Marche sur le thème des droits humains et du VIH lors de la conférence de Vienne
Photo : AFP/SAMUEL KUBANI
Au terme de la conférence sur le VIH/sida de Vienne, l'une des découvreuses du VIH a lancé un appel à la mobilisation.
La Française Françoise Barré-Sinoussi, co-Prix Nobel de médecine pour la découverte du VIH, estime qu'il faut que les intervenants se mobilisent pour que les politiciens tiennent leurs promesses en matière de financement.
La Française Françoise Barré-Sinoussi, co-Prix Nobel de médecine 2008, a estimé qu'il fallait se mobiliser pour que les politiciens tiennent leurs promesses.
La Pre Françoise Barré-Sinoussi en 2008
En entrevue à l'AFP, la chercheuse a dressé un bilan de la rencontre. Elle a affirmé que l'intégration du traitement dans la prévention était l'un des grands messages de cette conférence. Selon elle, il est clair qu'on ne peut plus parler de traitement uniquement, les deux étant maintenant inséparables.

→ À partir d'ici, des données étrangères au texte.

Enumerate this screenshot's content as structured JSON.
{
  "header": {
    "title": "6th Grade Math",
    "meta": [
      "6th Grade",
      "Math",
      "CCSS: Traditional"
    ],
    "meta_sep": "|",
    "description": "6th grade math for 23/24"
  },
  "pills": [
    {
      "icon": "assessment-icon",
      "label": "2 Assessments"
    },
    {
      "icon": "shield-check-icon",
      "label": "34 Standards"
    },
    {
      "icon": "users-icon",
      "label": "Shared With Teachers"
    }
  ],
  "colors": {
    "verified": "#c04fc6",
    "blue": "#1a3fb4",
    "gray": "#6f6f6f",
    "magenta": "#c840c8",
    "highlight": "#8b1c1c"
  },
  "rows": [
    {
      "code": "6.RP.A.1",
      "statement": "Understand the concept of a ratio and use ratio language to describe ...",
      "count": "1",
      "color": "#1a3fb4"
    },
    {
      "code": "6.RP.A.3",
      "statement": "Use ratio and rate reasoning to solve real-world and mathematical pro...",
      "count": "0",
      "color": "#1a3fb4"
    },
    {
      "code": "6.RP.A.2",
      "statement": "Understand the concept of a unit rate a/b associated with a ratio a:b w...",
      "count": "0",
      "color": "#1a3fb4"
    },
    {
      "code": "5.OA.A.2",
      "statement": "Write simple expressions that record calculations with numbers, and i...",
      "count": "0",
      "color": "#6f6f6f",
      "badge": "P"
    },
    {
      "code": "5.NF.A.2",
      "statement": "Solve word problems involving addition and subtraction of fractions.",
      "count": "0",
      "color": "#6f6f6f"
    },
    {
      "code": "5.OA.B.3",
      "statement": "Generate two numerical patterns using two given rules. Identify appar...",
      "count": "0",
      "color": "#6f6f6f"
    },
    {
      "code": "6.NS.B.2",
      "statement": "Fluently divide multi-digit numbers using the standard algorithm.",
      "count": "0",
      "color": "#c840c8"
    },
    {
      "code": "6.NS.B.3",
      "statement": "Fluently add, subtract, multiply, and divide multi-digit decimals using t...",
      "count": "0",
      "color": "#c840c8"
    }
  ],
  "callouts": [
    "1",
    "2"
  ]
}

Elle a souligné l'arrivée de nouveaux outils qui pourront être associés pour réduire l'incidence de l'infection dans l'avenir.
La Pre Barré-Sinoussi a souligné que certaines études présentées lors de la conférence représentaient des percées importantes, comme la démonstration de l'efficacité d'un gel microbicide.
Sur une note moins positive, la scientifique a rappelé que l'accès universel au traitement ne sera pas réalisé en 2010, contrairement aux annonces faites.
Le gel microbicide
Photo : AFP/SAMUEL KUBANI
L'Onusida estime qu'environ 25 milliards de dollars sont nécessaires en 2010 pour combattre le VIH/sida dans les pays les plus pauvres seulement. À l'heure actuelle, il manque quelque 11,3 milliards de dollars.
La scientifique militante regrette particulièrement qu'il n'y ait pas eu de politiciens des pays de l'ex-URSS, où l'infection gagne du terrain.